About Prof. N.E.M. (Neeltje) van Haren
Introduction
My mission is to understand the biological mechanisms underlying psychotic and mood symptoms and diagnoses; and I focus my research efforts on the neurobiological and (social) cognitive basis of schizophrenia and bipolar disorder, using neuroimaging approaches, extensive phenotyping, and experimental (social) cognitive paradigms, preferably within longitudinal family designs. Moreover, I strongly advocate cross-disorder research and I include in my studies (at-risk) individuals with different diagnoses in the psychosis-mood spectrum (specifically schizophrenia, bipolar disorder and major depressive disorder).
Since early in my career, I am particularly interested in the confounders (e.g., outcome, antipsychotic medication intake, life events, cannabis) that influence the (excessive) structural brain abnormalities in these disorders. Moreover, my work includes studies in large samples on the heritability of neuroimaging-based brain measures (change).
I have received prestigious and highly competitive grants (VIDI, NIH) to investigate processes related to social functioning (e.g. reward, self-agency, self-other distinction, emotional processing) and their underlying neurobiology in adult patients with and those at familial high-risk for schizophrenia and bipolar disorder. In May 2018, I moved to Erasmus MC to accept a chair position at the department of CAPP, entitled Brain Development and Psychopathology. My move to Rotterdam allowed me to increase my efforts to investigate cognitive and neurodevelopmental processes that predate the onset of serious mental illness and to identify risk and resilience factors which may inform prediction, early detection, prevention and early intervention.
Education and career
1990 - 1996: Neuro & Rehabilitation Psychology, Radboud University Nijmegen, Netherlands. supervised by Professor Chris Frith.
1998 - 2004: PhD. student, University Medical Centre Utrecht, Brain Centre Rudolf Magnus: ‘Brain abnormalities in schizophrenia: longitudinal and genetic aspects’. Graduation: Oct 15 2004.
1998 - 2004: Coordinator Structural MRI research group, planning of projects, supervision of PhD students and research assistants image processing, data management, teaching.

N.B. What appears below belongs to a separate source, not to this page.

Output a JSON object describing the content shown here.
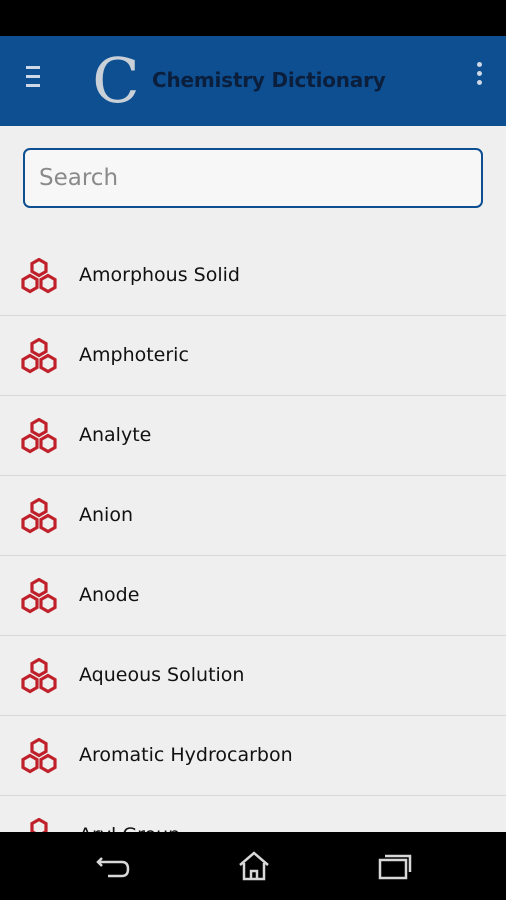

2001 - 2002: Honorary Research Worker for 6 months at the Institute of Psychiatry, London, UK.
2004 - 2013: Assistant professor in Psychiatric Neuroimaging at the Rudolf Magnus Institute of Neuroscience, Department of Psychiatry at the University Medical Centre Utrecht.
2013 - 2018: Associate professor in Psychiatric Neuroimaging and Cognition at the Brain Centre Rudolf Magnus, Department of Psychiatry at the University Medical Centre Utrecht.
2018 - current: Professor of Brain development and psychopathology at the department of Child and Adolescent Psychiatry/Psychology at the Erasmus MC-Sophia’s Children’s Hospital.